Vous avez salué l'élection du président Biden et de sa vice-présidente, élection sur laquelle le Président de la République s'est exprimé. Vous avez noté qu'en période de pandémie, les Américains ont pu voter et ont notamment utilisé le vote à distance pour le faire. Vous avez évoqué cet exemple dans le but de l'importer en France, si j'ose dire. Permettez-moi de penser – sans porter de jugement sur le scrutin américain, monsieur le ministre de l'Europe et des affaires étrangères – , que le système électoral français fonctionne bien et qu'il répond probablement à des critères qui ne permettent pas d'aller vers le vote à distance que vous appelez de vos voeux.

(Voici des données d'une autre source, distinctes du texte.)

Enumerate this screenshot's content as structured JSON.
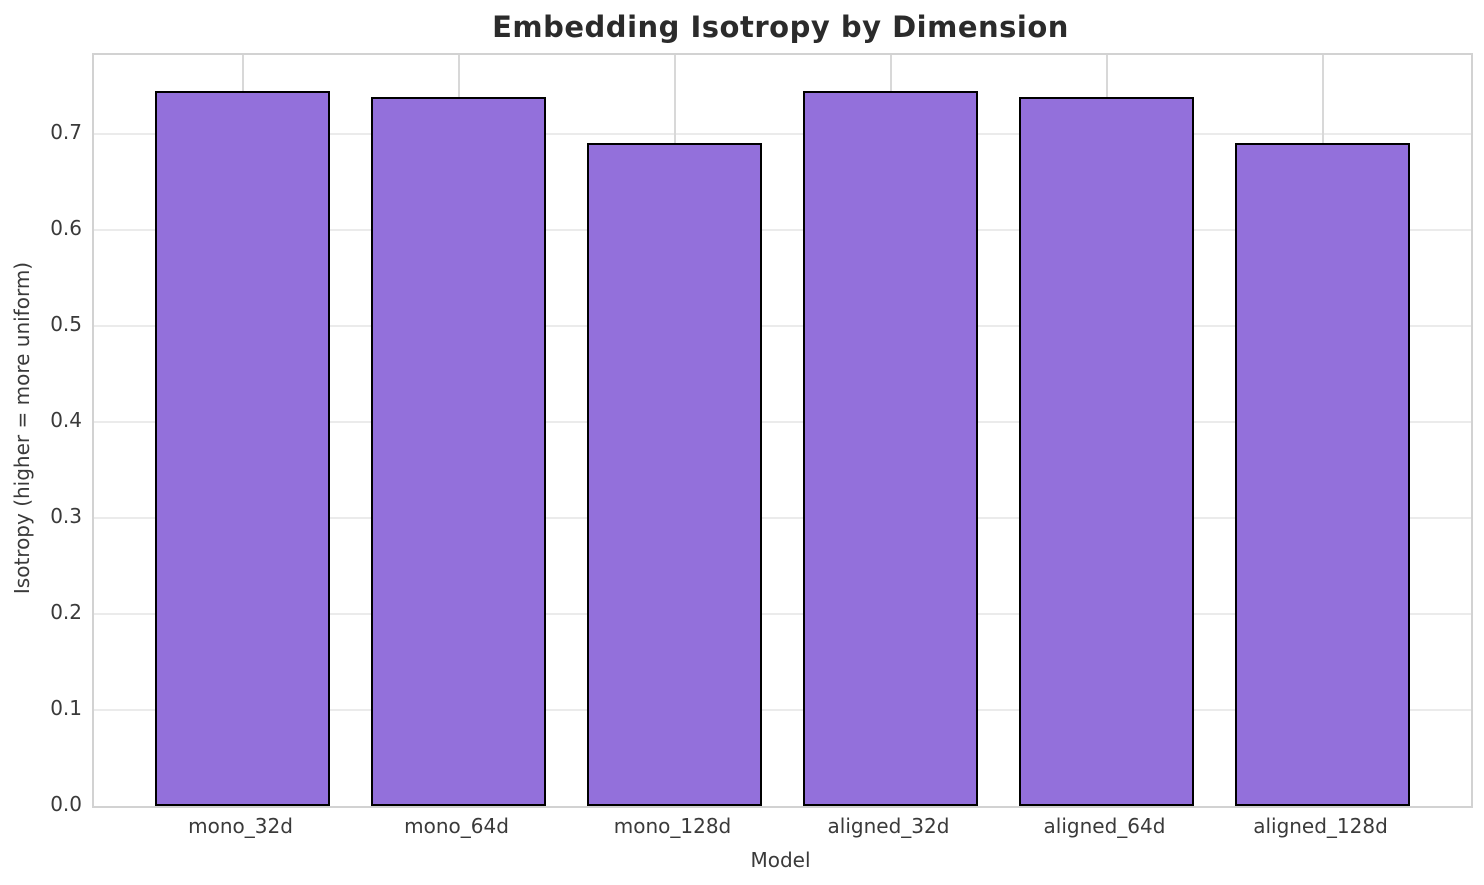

Tout d'abord, il y a la question de la lutte contre la fraude. Vous avez rappelé que le vote par correspondance avait été supprimé sous la présidence de Valéry Giscard d'Estaing pour des raisons de fraude et de difficultés d'exploitation postale. Ces motifs n'ont pas beaucoup changé depuis les années soixante-dix. Les services de La Poste contribuent évidemment à la vie électorale par l'intermédiaire du port des plis – professions de foi et bulletins de vote – , mais chacun a pu constater dans les élections où il s'est présenté qu'il y a parfois des retards, les plis arrivant parfois après le jour de l'élection.
Ensuite, des cas de fraude ayant été relevés, le ministère de l'intérieur n'est pas capable aujourd'hui de s'assurer que le vote à distance par voie postale, comme d'ailleurs par voie électronique, soit entièrement incontestable – mais la question peut en effet se poser.
Si nous faisons toujours le choix de l'isoloir – systématiquement dans les préaux d'école, selon la caricature – et de l'urne, c'est pour la bonne et simple raison qu'il y a une grande force dans ce mode de scrutin : un tiers ne peut pas peser sur le choix de l'électeur, que ce soit par le poids de la communauté ou par le poids de la famille – le mari envers sa femme ou inversement, un parent sur ses enfants, etc. – , chacun vote librement dans l'isoloir. Et je souhaite pour ma part qu'on puisse continuer à voter librement dans un isoloir.